On the one hand, the West has always sought to overthrow the current Syrian President Bashar-al-Assad. On the other hand, it now understands that Assad's overthrow would only lead to the continuation of the civil war.
In Rosiny's opinion, the West could achieve progress on the resolution of the issue only through "realistic discussions" with Iran, Russia, Saudi Arabia and Turkey.
It is worth mentioning that Turkey as many other countries has always shown harsh rhetoric against the Syrian leadership. It repeatedly intervened in the internal situation in Syria and supported the radical armed groups inside the sovereign country.
"Such techniques have never been used in the political tradition of the Turkish Republic, this behavior is not befitting a serious self-sufficient state," influential political scientist and an expert in the field of security Sedat Laçiner said.

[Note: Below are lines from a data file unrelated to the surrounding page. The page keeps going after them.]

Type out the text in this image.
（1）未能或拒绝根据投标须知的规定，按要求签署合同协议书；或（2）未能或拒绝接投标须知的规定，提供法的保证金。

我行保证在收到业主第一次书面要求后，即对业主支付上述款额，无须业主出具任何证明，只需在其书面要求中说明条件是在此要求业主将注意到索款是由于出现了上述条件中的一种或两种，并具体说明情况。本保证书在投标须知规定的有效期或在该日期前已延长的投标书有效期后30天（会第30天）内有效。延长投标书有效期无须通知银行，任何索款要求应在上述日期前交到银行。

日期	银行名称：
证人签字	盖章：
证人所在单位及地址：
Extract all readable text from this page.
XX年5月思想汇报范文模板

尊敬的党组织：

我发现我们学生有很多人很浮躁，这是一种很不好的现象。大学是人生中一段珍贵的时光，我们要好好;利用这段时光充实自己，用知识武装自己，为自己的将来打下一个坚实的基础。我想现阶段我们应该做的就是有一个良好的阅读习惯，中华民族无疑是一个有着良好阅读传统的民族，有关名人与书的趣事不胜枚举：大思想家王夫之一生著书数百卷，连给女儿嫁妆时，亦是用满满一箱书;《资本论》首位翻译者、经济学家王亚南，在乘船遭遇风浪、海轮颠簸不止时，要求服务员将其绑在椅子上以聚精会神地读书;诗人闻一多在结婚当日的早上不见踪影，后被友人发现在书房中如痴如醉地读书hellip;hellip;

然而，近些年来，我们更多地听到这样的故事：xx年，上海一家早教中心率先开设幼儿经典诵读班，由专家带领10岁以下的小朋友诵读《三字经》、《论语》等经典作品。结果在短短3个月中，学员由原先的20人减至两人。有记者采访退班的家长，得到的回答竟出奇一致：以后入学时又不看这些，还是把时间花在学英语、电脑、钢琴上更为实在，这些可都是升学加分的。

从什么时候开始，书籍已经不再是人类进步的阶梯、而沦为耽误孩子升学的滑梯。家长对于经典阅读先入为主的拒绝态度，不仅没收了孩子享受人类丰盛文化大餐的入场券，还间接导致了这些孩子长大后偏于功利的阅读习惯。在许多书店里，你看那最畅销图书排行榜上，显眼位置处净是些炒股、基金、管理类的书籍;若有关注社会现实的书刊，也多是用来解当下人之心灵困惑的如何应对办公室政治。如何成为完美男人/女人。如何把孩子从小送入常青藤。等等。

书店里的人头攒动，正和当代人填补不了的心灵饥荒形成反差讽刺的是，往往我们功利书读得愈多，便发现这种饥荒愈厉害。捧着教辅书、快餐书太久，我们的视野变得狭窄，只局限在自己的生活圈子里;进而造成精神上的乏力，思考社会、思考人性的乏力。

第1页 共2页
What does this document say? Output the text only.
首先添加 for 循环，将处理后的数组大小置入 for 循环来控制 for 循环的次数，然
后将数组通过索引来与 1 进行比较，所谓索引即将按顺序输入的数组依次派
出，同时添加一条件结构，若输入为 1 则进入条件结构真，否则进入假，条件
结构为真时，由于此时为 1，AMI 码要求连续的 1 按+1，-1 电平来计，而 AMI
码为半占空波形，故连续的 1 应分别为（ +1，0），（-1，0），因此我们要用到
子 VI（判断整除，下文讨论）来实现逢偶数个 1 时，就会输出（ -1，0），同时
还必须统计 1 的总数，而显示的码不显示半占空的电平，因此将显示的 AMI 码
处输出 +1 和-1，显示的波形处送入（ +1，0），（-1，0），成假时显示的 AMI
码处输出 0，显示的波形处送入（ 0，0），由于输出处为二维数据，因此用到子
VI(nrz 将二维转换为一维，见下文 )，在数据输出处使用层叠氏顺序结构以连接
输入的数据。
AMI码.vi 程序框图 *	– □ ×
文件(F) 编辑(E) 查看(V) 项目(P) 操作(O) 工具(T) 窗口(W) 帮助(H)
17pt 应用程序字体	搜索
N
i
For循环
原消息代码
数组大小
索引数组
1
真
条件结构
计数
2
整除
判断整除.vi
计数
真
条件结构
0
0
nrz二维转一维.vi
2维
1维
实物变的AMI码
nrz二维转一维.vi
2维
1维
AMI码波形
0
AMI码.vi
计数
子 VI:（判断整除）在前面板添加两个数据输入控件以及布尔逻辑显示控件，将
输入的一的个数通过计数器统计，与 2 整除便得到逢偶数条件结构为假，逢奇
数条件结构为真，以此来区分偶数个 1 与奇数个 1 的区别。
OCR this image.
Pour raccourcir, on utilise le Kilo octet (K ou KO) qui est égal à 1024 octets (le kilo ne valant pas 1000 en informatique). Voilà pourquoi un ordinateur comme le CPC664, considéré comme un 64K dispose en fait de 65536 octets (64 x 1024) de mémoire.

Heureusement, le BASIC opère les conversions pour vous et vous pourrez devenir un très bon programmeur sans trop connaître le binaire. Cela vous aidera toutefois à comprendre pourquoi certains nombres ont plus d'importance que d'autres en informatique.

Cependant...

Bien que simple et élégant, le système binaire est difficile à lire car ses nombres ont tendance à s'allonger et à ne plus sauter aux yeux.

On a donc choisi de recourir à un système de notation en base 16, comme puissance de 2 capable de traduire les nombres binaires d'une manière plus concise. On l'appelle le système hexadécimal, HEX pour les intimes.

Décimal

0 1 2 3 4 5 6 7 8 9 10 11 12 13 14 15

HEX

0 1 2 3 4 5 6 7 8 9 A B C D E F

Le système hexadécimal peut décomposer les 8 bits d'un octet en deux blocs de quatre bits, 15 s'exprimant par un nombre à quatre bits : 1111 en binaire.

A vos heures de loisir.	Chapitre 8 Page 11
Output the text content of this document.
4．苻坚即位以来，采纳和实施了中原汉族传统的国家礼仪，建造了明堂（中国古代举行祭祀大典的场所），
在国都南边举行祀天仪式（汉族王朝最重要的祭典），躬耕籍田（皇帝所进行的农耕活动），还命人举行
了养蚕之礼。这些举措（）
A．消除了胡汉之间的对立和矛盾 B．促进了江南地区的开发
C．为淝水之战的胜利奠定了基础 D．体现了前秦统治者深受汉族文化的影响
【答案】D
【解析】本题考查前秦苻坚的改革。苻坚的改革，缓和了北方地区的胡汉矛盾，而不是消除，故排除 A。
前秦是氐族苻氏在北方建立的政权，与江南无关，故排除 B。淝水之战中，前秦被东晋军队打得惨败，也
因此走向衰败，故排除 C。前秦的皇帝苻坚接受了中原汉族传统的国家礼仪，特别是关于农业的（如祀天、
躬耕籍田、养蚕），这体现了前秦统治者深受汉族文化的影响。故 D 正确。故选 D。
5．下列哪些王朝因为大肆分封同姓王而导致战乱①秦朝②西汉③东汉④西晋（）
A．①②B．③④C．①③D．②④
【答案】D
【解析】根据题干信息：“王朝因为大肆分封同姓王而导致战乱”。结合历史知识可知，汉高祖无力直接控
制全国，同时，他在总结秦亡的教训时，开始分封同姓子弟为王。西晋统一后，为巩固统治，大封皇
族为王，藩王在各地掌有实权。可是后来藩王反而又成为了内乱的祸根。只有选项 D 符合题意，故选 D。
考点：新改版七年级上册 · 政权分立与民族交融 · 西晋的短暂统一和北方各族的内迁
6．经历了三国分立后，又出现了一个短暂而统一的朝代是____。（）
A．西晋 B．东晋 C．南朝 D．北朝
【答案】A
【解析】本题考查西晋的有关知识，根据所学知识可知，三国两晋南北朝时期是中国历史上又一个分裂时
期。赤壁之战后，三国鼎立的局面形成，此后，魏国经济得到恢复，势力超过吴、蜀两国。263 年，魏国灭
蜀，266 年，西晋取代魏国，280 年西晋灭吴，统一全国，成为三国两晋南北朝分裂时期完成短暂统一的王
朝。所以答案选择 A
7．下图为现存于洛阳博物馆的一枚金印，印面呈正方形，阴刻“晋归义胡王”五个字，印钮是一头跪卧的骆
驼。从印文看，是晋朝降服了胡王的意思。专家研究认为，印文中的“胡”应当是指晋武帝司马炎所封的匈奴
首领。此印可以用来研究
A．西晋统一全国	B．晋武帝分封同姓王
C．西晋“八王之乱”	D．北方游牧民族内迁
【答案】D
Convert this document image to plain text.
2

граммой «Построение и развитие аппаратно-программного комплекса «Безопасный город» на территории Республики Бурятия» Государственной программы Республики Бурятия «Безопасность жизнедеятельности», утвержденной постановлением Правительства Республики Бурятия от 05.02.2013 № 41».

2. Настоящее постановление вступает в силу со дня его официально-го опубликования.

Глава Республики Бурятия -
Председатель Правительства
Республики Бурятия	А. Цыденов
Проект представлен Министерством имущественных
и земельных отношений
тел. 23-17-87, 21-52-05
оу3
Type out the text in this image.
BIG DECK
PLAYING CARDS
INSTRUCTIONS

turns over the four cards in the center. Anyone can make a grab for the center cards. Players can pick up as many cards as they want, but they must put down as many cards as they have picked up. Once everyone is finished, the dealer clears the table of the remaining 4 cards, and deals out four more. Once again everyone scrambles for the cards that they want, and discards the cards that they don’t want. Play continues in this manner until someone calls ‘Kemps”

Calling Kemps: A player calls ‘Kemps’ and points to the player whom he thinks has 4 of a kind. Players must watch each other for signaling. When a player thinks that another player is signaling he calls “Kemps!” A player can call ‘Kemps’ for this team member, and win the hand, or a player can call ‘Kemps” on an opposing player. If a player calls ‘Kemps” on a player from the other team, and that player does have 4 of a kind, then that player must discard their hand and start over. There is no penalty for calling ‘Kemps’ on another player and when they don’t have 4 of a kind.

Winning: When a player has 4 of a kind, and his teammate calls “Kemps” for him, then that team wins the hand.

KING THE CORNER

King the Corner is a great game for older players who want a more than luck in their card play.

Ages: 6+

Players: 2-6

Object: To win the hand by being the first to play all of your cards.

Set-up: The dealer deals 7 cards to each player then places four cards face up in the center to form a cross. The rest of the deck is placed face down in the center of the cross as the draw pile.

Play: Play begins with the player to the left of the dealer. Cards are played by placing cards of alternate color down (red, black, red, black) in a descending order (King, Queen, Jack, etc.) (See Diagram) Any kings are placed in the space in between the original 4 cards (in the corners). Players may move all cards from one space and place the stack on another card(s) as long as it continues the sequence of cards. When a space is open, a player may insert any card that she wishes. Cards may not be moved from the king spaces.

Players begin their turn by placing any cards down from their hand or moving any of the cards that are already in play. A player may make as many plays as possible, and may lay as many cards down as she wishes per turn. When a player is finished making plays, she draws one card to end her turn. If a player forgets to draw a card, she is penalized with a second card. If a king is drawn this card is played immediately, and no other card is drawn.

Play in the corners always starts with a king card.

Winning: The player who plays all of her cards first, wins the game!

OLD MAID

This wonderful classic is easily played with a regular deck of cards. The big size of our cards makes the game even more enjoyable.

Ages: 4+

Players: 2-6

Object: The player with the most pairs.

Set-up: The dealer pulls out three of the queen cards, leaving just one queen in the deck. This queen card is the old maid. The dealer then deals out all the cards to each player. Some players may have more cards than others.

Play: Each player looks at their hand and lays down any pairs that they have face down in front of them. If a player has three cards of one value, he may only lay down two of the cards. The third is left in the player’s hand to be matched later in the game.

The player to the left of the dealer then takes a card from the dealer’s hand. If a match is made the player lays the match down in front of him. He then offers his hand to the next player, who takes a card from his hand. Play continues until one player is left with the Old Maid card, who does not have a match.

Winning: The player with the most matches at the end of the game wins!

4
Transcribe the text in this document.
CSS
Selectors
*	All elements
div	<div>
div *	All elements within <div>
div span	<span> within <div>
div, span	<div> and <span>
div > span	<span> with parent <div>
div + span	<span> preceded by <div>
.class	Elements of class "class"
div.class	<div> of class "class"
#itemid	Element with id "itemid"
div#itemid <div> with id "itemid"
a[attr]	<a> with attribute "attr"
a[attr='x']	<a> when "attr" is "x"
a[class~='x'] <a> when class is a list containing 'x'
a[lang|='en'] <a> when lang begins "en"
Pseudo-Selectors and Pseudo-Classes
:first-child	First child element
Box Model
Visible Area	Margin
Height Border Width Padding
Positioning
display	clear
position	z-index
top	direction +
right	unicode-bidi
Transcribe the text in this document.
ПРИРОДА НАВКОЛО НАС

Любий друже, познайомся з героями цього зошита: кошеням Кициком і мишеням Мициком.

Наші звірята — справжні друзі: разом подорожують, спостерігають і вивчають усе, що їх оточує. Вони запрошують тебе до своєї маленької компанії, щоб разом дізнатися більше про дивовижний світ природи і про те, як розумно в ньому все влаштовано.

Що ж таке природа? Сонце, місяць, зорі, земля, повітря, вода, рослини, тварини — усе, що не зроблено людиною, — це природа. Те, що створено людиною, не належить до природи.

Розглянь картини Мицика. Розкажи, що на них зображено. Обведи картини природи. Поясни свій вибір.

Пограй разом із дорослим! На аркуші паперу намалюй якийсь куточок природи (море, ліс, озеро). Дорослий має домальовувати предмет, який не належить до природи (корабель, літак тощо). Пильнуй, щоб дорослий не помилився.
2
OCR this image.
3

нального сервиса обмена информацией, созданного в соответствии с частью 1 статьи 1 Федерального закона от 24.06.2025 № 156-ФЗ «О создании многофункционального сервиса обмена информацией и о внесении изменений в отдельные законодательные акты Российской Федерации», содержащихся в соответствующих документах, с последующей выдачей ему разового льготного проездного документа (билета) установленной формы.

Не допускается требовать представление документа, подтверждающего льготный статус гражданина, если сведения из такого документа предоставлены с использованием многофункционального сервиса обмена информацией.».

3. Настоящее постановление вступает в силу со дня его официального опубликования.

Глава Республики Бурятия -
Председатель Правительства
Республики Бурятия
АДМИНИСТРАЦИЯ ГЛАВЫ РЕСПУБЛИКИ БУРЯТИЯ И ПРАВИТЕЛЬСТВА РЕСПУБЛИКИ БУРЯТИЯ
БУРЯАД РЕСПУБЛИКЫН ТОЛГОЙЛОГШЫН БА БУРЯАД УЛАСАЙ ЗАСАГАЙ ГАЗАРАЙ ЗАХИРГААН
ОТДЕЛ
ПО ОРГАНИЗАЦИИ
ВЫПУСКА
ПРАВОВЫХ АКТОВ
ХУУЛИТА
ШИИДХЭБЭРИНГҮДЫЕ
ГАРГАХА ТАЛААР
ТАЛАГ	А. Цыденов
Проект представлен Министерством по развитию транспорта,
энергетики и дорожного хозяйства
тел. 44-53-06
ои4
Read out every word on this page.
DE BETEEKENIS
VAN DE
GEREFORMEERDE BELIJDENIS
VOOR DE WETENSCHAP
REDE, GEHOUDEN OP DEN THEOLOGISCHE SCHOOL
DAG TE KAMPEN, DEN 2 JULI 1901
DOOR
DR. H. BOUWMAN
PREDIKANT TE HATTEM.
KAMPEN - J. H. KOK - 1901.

Now, however, it seems that Turkey is aiming for a sharp turn heading for reconciliation with Syria. Ankara has decided to change its foreign policy approach to the Syrian conflict after Russia and Turkey recently restored their relations broken as result of the incident with the Russian Su-24 fighter jet.
"Ultimately there will have to be a political solution of interests. And, in my view, this is also an important step toward the resolution of the conflict that all sides recognize the interests of the other side. So far, no one has done it, it was just said: the Syrian people, whoever it should be, is free to decide what it wants. But there are no Syrian people as such. And that's why one can't back out, but one rather should ultimately have realistic negotiations with Iran, Russia, Saudi Arabia and Turkey in order to come to a common solution," Rosiny said.
Syria has been mired in civil war since 2011, with government forces loyal to Syrian President Bashar Assad fighting numerous opposition factions and extremist groups. The West has long been focusing not on fighting terrorist groups but on overthrowing President Assad. However, gradually the US and other Western countries gave up their ultimate goal and gave priority to the fight against Daesh. In early 2016, Russia and the United States managed to negotiate the ceasefire in the country that took effect on February 27.